Capital Gains Manual

Gains from which pre-entry losses are deductible: multiple company case

TCGA92/SCH7A/PARA7 (1) (b) & (3)

The extension of the loss set-off rules in paragraph 7(3) Schedule 7A covers the case where two or more companies leave one group and join another group at the same time. A realised loss brought into the new group by one of those companies can be deducted from a gain realised by that company on an asset held by another of those companies immediately before it joined the new group. But see CG47780+ concerning the case where there are post-entry additions to a gain asset held at the time of entry.


In 1995, the loss vehicle LV disposes of asset A and realises a loss £4M.

In 1996, LV and LW together leave the L group and join the M group. LW holds asset B.

In 1997, LW disposes of asset B at no gain/no loss to LV.

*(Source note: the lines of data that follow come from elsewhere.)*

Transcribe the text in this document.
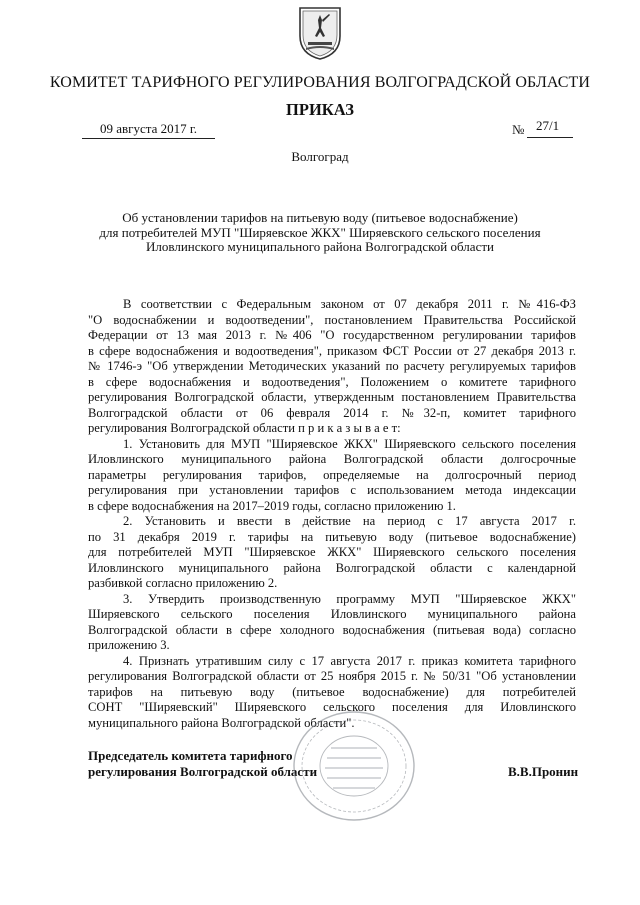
КОМИТЕТ ТАРИФНОГО РЕГУЛИРОВАНИЯ ВОЛГОГРАДСКОЙ ОБЛАСТИ
ПРИКАЗ
09 августа 2017 г.	№ 27/1
Волгоград
Об установлении тарифов на питьевую воду (питьевое водоснабжение)
для потребителей МУП "Ширяевское ЖКХ" Ширяевского сельского поселения
Иловлинского муниципального района Волгоградской области
В соответствии с Федеральным законом от 07 декабря 2011 г. №416-ФЗ
"О водоснабжении и водоотведении", постановлением Правительства Российской
Федерации от 13 мая 2013 г. №406 "О государственном регулировании тарифов
в сфере водоснабжения и водоотведения", приказом ФСТ России от 27 декабря 2013 г.
№ 1746-э "Об утверждении Методических указаний по расчету регулируемых тарифов
в сфере водоснабжения и водоотведения", Положением о комитете тарифного
регулирования Волгоградской области, утвержденным постановлением Правительства
Волгоградской области от 06 февраля 2014 г. №32-п, комитет тарифного
регулирования Волгоградской области п р и к а з ы в а е т:
1. Установить для МУП "Ширяевское ЖКХ" Ширяевского сельского поселения
Иловлинского муниципального района Волгоградской области долгосрочные
параметры регулирования тарифов, определяемые на долгосрочный период
регулирования при установлении тарифов с использованием метода индексации
в сфере водоснабжения на 2017–2019 годы, согласно приложению 1.
2. Установить и ввести в действие на период с 17 августа 2017 г.
по 31 декабря 2019 г. тарифы на питьевую воду (питьевое водоснабжение)
для потребителей МУП "Ширяевское ЖКХ" Ширяевского сельского поселения
Иловлинского муниципального района Волгоградской области с календарной
разбивкой согласно приложению 2.
3. Утвердить производственную программу МУП "Ширяевское ЖКХ"
Ширяевского сельского поселения Иловлинского муниципального района
Волгоградской области в сфере холодного водоснабжения (питьевая вода) согласно
приложению 3.
4. Признать утратившим силу с 17 августа 2017 г. приказ комитета тарифного
регулирования Волгоградской области от 25 ноября 2015 г. № 50/31 "Об установлении
тарифов на питьевую воду (питьевое водоснабжение) для потребителей
СОНТ "Ширяевский" Ширяевского сельского поселения для Иловлинского
муниципального района Волгоградской области".
Председатель комитета тарифного
регулирования Волгоградской области	В.В.Пронин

In 1998, LV sells asset B and realises a gain.

Paragraph 7(3)(a) treats LV as having held asset B immediately before it joined the group. So LV can deduct the loss on asset A from the gain on asset B.

Note: Additional rules relating to loss buying were enacted in FA 2006. See CG47020+ for guidance on the rules which apply in priority to TCGA92/SCH7A for accounting periods ending on or after 5 December 2005.

FA11/S46 and FA11/SCH11 greatly simplified the rules in TCGA92/SCH7A for the deduction of losses on or after 19 July 2011. See CG47400+ for guidance on loss streaming from that date.